Langfuse

Envia as execuções dos agentes para o Langfuse para observabilidade, e gere a persona de um agente a partir de um prompt do Langfuse em vez do config.json.

Langfuse

O Langfuse é uma ligação opcional, não um requisito: nada no Pepe assume que ele está lá. Duas funcionalidades usam-no:

Credenciais

Ambas as funcionalidades leem as mesmas variáveis de ambiente que qualquer SDK oficial do Langfuse usa, pelo que credenciais já configuradas para outra ferramenta funcionam aqui também:

export LANGFUSE_PUBLIC_KEY=pk-lf-...
export LANGFUSE_SECRET_KEY=sk-lf-...
# Só se não estiveres no cloud.langfuse.com:
export LANGFUSE_BASE_URL=https://o-teu-langfuse-self-hosted.exemplo.com

Obtém o par de chaves nas definições do teu projeto no Langfuse. Defini-lo já liga a exportação de traces de imediato, para todos os agentes (vê abaixo se também queres prompts geridos pelo Langfuse, ou traces a irem para outro sítio). Uma indisponibilidade do Langfuse ou uma chave errada faz a exportação de traces cair silenciosamente para descartar o trace, e uma obtenção de langfuse_prompt cair para a persona local do agente; nenhum dos dois bloqueia uma conversa ou uma execução.

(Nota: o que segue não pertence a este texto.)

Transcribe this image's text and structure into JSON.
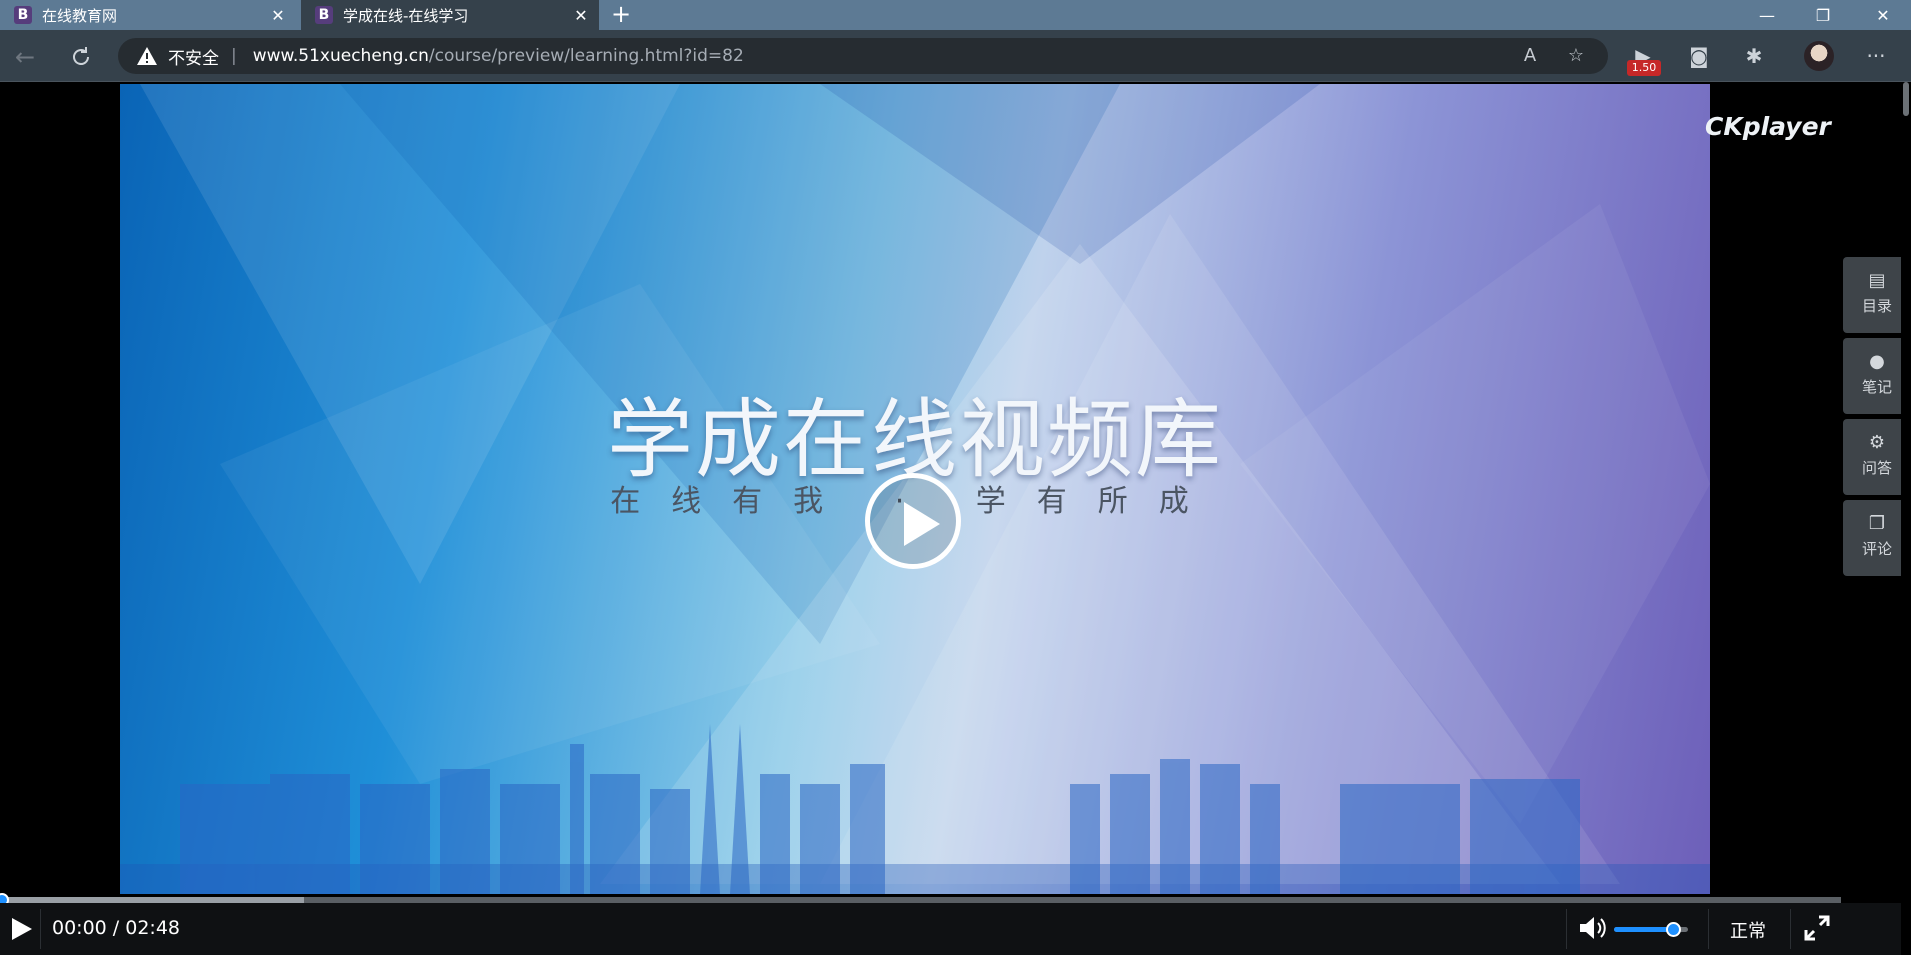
{
  "browser": {
    "tabs": [
      {
        "favicon": "B",
        "title": "在线教育网",
        "active": false
      },
      {
        "favicon": "B",
        "title": "学成在线-在线学习",
        "active": true
      }
    ],
    "new_tab_icon": "plus-icon",
    "window_controls": {
      "minimize": "—",
      "restore": "❐",
      "close": "✕"
    },
    "address": {
      "security_label": "不安全",
      "separator": "|",
      "host": "www.51xuecheng.cn",
      "path": "/course/preview/learning.html?id=82"
    },
    "extension_badge": "1.50",
    "more_icon": "···"
  },
  "video": {
    "brand_title": "学成在线视频库",
    "slogan": "在线有我 · 学有所成",
    "player_watermark": "CKplayer"
  },
  "sidebar": {
    "items": [
      {
        "label": "目录",
        "icon": "catalog-icon"
      },
      {
        "label": "笔记",
        "icon": "user-icon"
      },
      {
        "label": "问答",
        "icon": "gear-icon"
      },
      {
        "label": "评论",
        "icon": "copy-icon"
      }
    ]
  },
  "controls": {
    "current_time": "00:00",
    "duration": "02:48",
    "time_display": "00:00 / 02:48",
    "played_fraction": 0.0,
    "buffered_fraction": 0.165,
    "volume_fraction": 0.8,
    "quality_label": "正常"
  },
  "colors": {
    "accent": "#1e90ff",
    "tab_active_bg": "#35414b",
    "tab_bar_bg": "#5d7a94",
    "control_bar_bg": "#0f1113"
  }
}
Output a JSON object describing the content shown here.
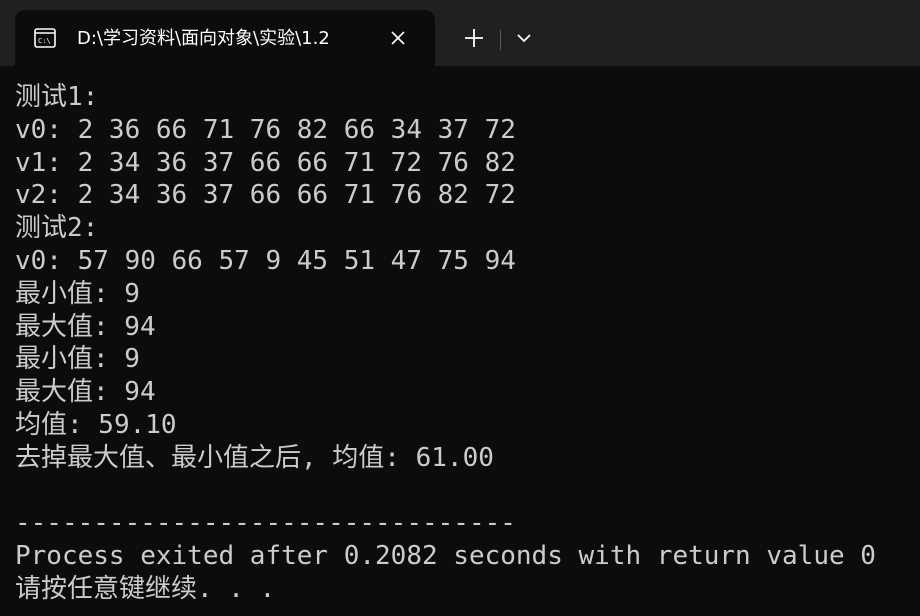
{
  "tab": {
    "title": "D:\\学习资料\\面向对象\\实验\\1.2",
    "icon": "console-icon",
    "close_icon": "close-icon",
    "new_tab_icon": "plus-icon",
    "dropdown_icon": "chevron-down-icon"
  },
  "colors": {
    "titlebar": "#202020",
    "console_bg": "#0c0c0c",
    "text": "#cccccc"
  },
  "console": {
    "lines": [
      "测试1:",
      "v0: 2 36 66 71 76 82 66 34 37 72",
      "v1: 2 34 36 37 66 66 71 72 76 82",
      "v2: 2 34 36 37 66 66 71 76 82 72",
      "测试2:",
      "v0: 57 90 66 57 9 45 51 47 75 94",
      "最小值: 9",
      "最大值: 94",
      "最小值: 9",
      "最大值: 94",
      "均值: 59.10",
      "去掉最大值、最小值之后, 均值: 61.00",
      "",
      "--------------------------------",
      "Process exited after 0.2082 seconds with return value 0",
      "请按任意键继续. . ."
    ]
  }
}
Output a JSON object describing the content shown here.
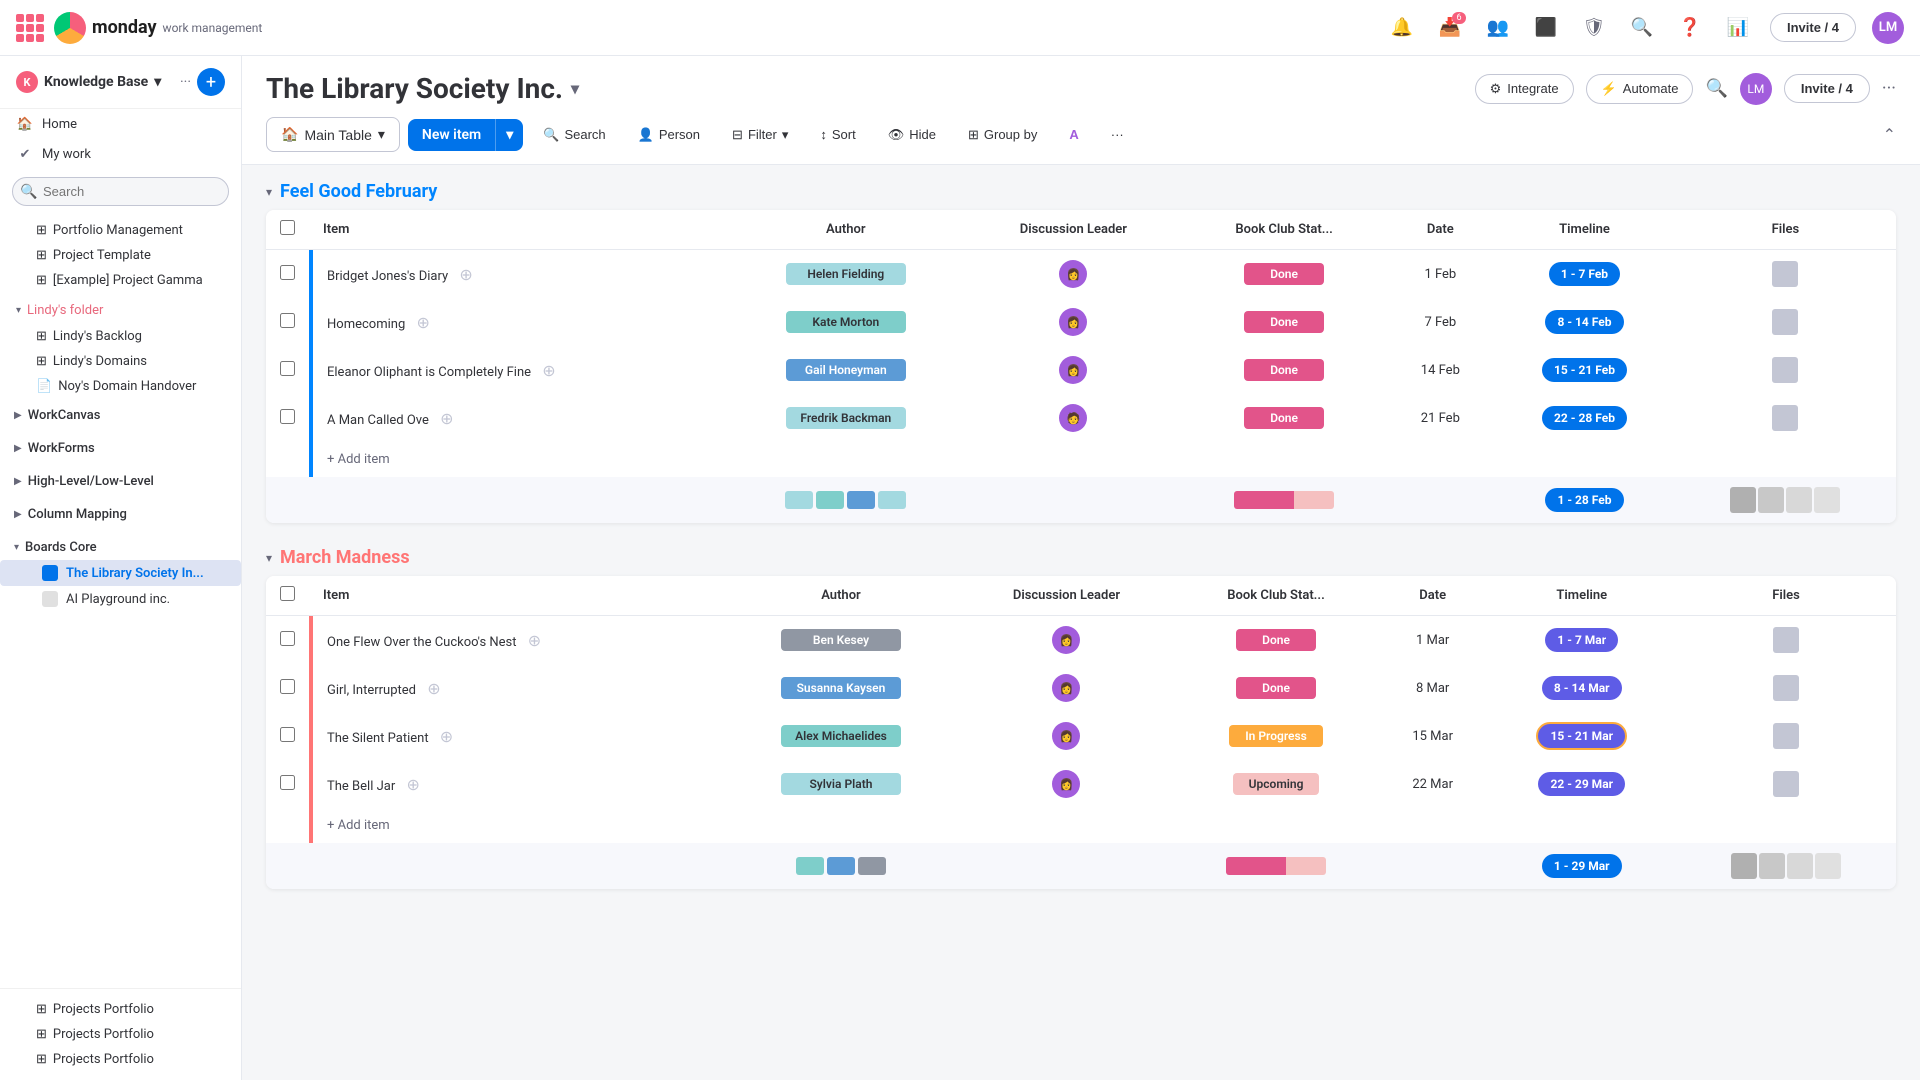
{
  "topnav": {
    "brand": "monday",
    "brand_sub": "work management",
    "notifications_icon": "🔔",
    "inbox_icon": "📥",
    "inbox_badge": "6",
    "people_icon": "👥",
    "apps_icon": "⬛",
    "admin_icon": "🛡",
    "search_icon": "🔍",
    "help_icon": "?",
    "analytics_icon": "📊",
    "invite_label": "Invite / 4",
    "avatar_initials": "LM"
  },
  "sidebar": {
    "workspace_name": "Knowledge Base",
    "home_label": "Home",
    "mywork_label": "My work",
    "search_placeholder": "Search",
    "nav_items": [
      {
        "id": "portfolio-mgmt",
        "label": "Portfolio Management",
        "icon": "⊞"
      },
      {
        "id": "project-template",
        "label": "Project Template",
        "icon": "⊞"
      },
      {
        "id": "example-gamma",
        "label": "[Example] Project Gamma",
        "icon": "⊞"
      }
    ],
    "folder_name": "Lindy's folder",
    "folder_items": [
      {
        "id": "lindys-backlog",
        "label": "Lindy's Backlog",
        "icon": "⊞"
      },
      {
        "id": "lindys-domains",
        "label": "Lindy's Domains",
        "icon": "⊞"
      },
      {
        "id": "noys-domain",
        "label": "Noy's Domain Handover",
        "icon": "📄"
      }
    ],
    "collapsed_groups": [
      {
        "id": "workcanvas",
        "label": "WorkCanvas"
      },
      {
        "id": "workforms",
        "label": "WorkForms"
      },
      {
        "id": "highlevel",
        "label": "High-Level/Low-Level"
      },
      {
        "id": "column-mapping",
        "label": "Column Mapping"
      }
    ],
    "boards_core": {
      "label": "Boards Core",
      "items": [
        {
          "id": "library-society",
          "label": "The Library Society In...",
          "active": true,
          "icon": "board"
        },
        {
          "id": "ai-playground",
          "label": "AI Playground inc.",
          "active": false,
          "icon": "board"
        }
      ]
    },
    "bottom_items": [
      {
        "id": "projects-portfolio-1",
        "label": "Projects Portfolio"
      },
      {
        "id": "projects-portfolio-2",
        "label": "Projects Portfolio"
      },
      {
        "id": "projects-portfolio-3",
        "label": "Projects Portfolio"
      }
    ]
  },
  "board": {
    "title": "The Library Society Inc.",
    "integrate_label": "Integrate",
    "automate_label": "Automate",
    "invite_label": "Invite / 4",
    "toolbar": {
      "main_table_label": "Main Table",
      "new_item_label": "New item",
      "search_label": "Search",
      "person_label": "Person",
      "filter_label": "Filter",
      "sort_label": "Sort",
      "hide_label": "Hide",
      "group_by_label": "Group by"
    },
    "groups": [
      {
        "id": "feel-good-feb",
        "title": "Feel Good February",
        "color": "#0085ff",
        "columns": [
          "Item",
          "Author",
          "Discussion Leader",
          "Book Club Stat...",
          "Date",
          "Timeline",
          "Files"
        ],
        "rows": [
          {
            "item": "Bridget Jones's Diary",
            "author": "Helen Fielding",
            "author_color": "author-blue",
            "disc_leader": "DL",
            "status": "Done",
            "status_class": "status-done",
            "date": "1 Feb",
            "timeline": "1 - 7 Feb",
            "timeline_class": "timeline-feb"
          },
          {
            "item": "Homecoming",
            "author": "Kate Morton",
            "author_color": "author-mid",
            "disc_leader": "DL",
            "status": "Done",
            "status_class": "status-done",
            "date": "7 Feb",
            "timeline": "8 - 14 Feb",
            "timeline_class": "timeline-feb"
          },
          {
            "item": "Eleanor Oliphant is Completely Fine",
            "author": "Gail Honeyman",
            "author_color": "author-dark",
            "disc_leader": "DL",
            "status": "Done",
            "status_class": "status-done",
            "date": "14 Feb",
            "timeline": "15 - 21 Feb",
            "timeline_class": "timeline-feb"
          },
          {
            "item": "A Man Called Ove",
            "author": "Fredrik Backman",
            "author_color": "author-blue",
            "disc_leader": "DL2",
            "status": "Done",
            "status_class": "status-done",
            "date": "21 Feb",
            "timeline": "22 - 28 Feb",
            "timeline_class": "timeline-feb"
          }
        ],
        "summary_timeline": "1 - 28 Feb",
        "summary_bars": [
          "#a3d9e0",
          "#7ececa",
          "#5c9bd6",
          "#a3d9e0"
        ]
      },
      {
        "id": "march-madness",
        "title": "March Madness",
        "color": "#ff7575",
        "columns": [
          "Item",
          "Author",
          "Discussion Leader",
          "Book Club Stat...",
          "Date",
          "Timeline",
          "Files"
        ],
        "rows": [
          {
            "item": "One Flew Over the Cuckoo's Nest",
            "author": "Ben Kesey",
            "author_color": "author-gray",
            "disc_leader": "DL",
            "status": "Done",
            "status_class": "status-done",
            "date": "1 Mar",
            "timeline": "1 - 7 Mar",
            "timeline_class": "timeline-mar"
          },
          {
            "item": "Girl, Interrupted",
            "author": "Susanna Kaysen",
            "author_color": "author-dark",
            "disc_leader": "DL",
            "status": "Done",
            "status_class": "status-done",
            "date": "8 Mar",
            "timeline": "8 - 14 Mar",
            "timeline_class": "timeline-mar"
          },
          {
            "item": "The Silent Patient",
            "author": "Alex Michaelides",
            "author_color": "author-mid",
            "disc_leader": "DL",
            "status": "In Progress",
            "status_class": "status-inprogress",
            "date": "15 Mar",
            "timeline": "15 - 21 Mar",
            "timeline_class": "timeline-mar-inprogress"
          },
          {
            "item": "The Bell Jar",
            "author": "Sylvia Plath",
            "author_color": "author-blue",
            "disc_leader": "DL",
            "status": "Upcoming",
            "status_class": "status-upcoming",
            "date": "22 Mar",
            "timeline": "22 - 29 Mar",
            "timeline_class": "timeline-mar"
          }
        ],
        "summary_timeline": "1 - 29 Mar",
        "summary_bars": [
          "#7ececa",
          "#5c9bd6",
          "#9097a3"
        ]
      }
    ],
    "add_item_label": "+ Add item"
  }
}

Ambas as funcionalidades leem estas variáveis diretamente do processo do Pepe em execução, não pela ferramenta bash de um agente, o que importa se algum dia pedires a um agente para ajudar a depurar a ligação. LANGFUSE_PUBLIC_KEY/LANGFUSE_SECRET_KEY têm formato de segredo pelo nome, pelo que o Pepe os remove da shell do próprio agente por predefinição, tal como qualquer outra credencial (ver Segredos). O agente ainda pode adicionar os dois nomes ao secrets.expose_env se precisar de os verificar diretamente, só não esquecer que uma leitura de comprimento 0 ali significa “removido da minha shell”, não “não definido no servidor”.

Exportação de traces

O par LANGFUSE_* acima já chega sozinho: a exportação de traces liga assim que LANGFUSE_PUBLIC_KEY e LANGFUSE_SECRET_KEY estão definidas, sem precisares de nenhuma variável do OTEL em separado. Cada execução concluída torna-se um trace OTLP: um span raiz para a execução inteira, um span filho por chamada de ferramenta e por chamada de modelo, com atributos genéricos do OpenTelemetry e os próprios do Langfuse definidos em cada um, pelo que as sessões são agrupadas corretamente e as gerações são distinguidas de spans de ferramenta comuns.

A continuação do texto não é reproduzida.